Most organizations still rely on their legacy systems to do the lion’s share of their transaction work, he explained, because it is simply too expensive and slow to move that functionality to modern platforms. The lifeblood of most businesses still goes through legacy systems.

“In the end, Web services and three-tier systems often just inter-connect or act as window-dressing on these core transactional systems,” he concluded.

Financial Fixes

Banks are particularly prone to suffering from the crippling effects of legacy systems. It is not uncommon to see hardware platforms ranging from seven to nine years old. Software systems are simply not able to scale to accommodate escalating data volumes from today’s tumultuous markets.

With diminished IT budgets, “rip and replace” is no longer an option. New technologies that can scale and easily integrate with existing legacy systems are the answer. One company providing another option is Axis Technology, an enterprise security firm that specializes in a process called “data masking.”

“Through data masking, many of our clients are saving a lot of money and at the same time are securing very sensitive data in legacy platforms while adhering to strict compliance standards,” Mike Logan, president of Axis Technology, told LinuxInsider.

In short, Axis secures development and quality assurance environments by removing confidential data and replacing it with usable, fictitious data. This applies to both production and non-production environments, he explained.

This results in all data being absolutely protected with a method that is more effective than encryption, according to the company. This method also targets companies with legacy systems that are trying to deploy cloud computing or virtualized environments, two areas that leave data most vulnerable, he said.

Empowering Legacy

Symark takes a different approach to keeping legacy computing platforms by controlling who can access what and when it can happen. It is a cure for the root access woes often endemic to Unix and Linux.

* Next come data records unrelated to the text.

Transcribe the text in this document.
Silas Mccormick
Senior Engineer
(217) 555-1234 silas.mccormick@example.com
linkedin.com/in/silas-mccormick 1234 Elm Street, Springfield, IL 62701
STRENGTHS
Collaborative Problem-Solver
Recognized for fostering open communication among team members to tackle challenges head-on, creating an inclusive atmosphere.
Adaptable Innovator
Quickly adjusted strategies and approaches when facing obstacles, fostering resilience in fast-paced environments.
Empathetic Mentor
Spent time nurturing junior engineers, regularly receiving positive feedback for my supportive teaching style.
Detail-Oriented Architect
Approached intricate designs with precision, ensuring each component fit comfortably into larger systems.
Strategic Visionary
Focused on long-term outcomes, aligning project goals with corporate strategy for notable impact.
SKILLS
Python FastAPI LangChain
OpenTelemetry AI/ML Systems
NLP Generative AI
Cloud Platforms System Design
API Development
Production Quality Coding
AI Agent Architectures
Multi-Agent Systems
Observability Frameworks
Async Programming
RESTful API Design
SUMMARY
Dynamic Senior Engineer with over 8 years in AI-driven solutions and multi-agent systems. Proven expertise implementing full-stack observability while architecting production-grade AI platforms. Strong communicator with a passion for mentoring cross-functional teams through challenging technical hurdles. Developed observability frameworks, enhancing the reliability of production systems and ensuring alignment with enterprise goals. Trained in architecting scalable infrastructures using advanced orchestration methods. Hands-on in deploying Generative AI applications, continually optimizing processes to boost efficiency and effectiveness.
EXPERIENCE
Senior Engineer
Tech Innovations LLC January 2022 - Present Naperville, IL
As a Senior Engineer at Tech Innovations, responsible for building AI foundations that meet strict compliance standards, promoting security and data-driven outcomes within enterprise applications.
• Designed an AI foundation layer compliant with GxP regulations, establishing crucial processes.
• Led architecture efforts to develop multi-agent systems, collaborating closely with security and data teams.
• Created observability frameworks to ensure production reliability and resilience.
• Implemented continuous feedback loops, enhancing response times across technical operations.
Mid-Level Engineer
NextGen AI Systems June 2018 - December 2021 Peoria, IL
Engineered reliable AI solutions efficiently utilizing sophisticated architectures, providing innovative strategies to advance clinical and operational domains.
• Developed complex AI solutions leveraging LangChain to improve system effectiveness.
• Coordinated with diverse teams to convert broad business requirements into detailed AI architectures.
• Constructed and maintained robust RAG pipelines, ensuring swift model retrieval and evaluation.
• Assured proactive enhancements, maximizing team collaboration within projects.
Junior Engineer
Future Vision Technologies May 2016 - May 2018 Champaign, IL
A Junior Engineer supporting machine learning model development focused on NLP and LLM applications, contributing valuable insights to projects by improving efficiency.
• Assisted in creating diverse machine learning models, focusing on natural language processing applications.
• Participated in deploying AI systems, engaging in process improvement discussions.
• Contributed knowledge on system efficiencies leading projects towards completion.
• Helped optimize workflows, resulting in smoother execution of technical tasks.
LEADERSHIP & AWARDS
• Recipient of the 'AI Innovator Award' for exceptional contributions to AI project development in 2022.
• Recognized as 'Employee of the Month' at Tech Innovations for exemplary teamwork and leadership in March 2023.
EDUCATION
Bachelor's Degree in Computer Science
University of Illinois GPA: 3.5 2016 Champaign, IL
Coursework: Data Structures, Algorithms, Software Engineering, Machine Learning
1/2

Symark’s PowerBroker solves two problems, according to Nielsen. First, it can restrict what somebody is doing while logged in as root. For example, clearing all the printer queues of all the user print jobs in Unix requires root. But that gives whoever is doing this task access to everything. Second, if a problem develops after something is done, PowerBroker lets the IT manager play back everything.

PowerBroker allows administrative tasks such as managing system programs, performing backups and adding new users to be delegated to individuals or groups at a granular level. Its Entitlement Reporting feature enables reporting on the commands that users are authorized to perform on specific systems. Another feature, Access Control Lists, uses lists to enable system administrators to specify the most commonly used access control mechanisms for users.

Holistic Approach

Cigital offers solutions to deal with securing legacy application and system architecture issues that are holistically based. For instance, it does not matter if a vulnerability existed in brand-new Adobe Flash apps, on the mainframe, or due to how the systems were pieced together if your organization can’t conduct its business because of exploit, according to Steven.

“We look for risk across those apps and systems. We help organizations understand what software and systems run their business and classify the software-induced business risk of that portfolio,” he explained.

Also, Cigital helps legacy platform users model the threat their applications pose, uncovering critical flaws in their architecture. This might include circumstances in which an organization opens a legacy system never intended to see the light of day on their Enterprise Service Bus, making its transactions available to business partners, he said.

The solution blends expertise-driven manual processes and custom tools Cigital built in-house to uncover vulnerabilities in the implementation of legacy systems, just as it would be done in securing more modern equivalents.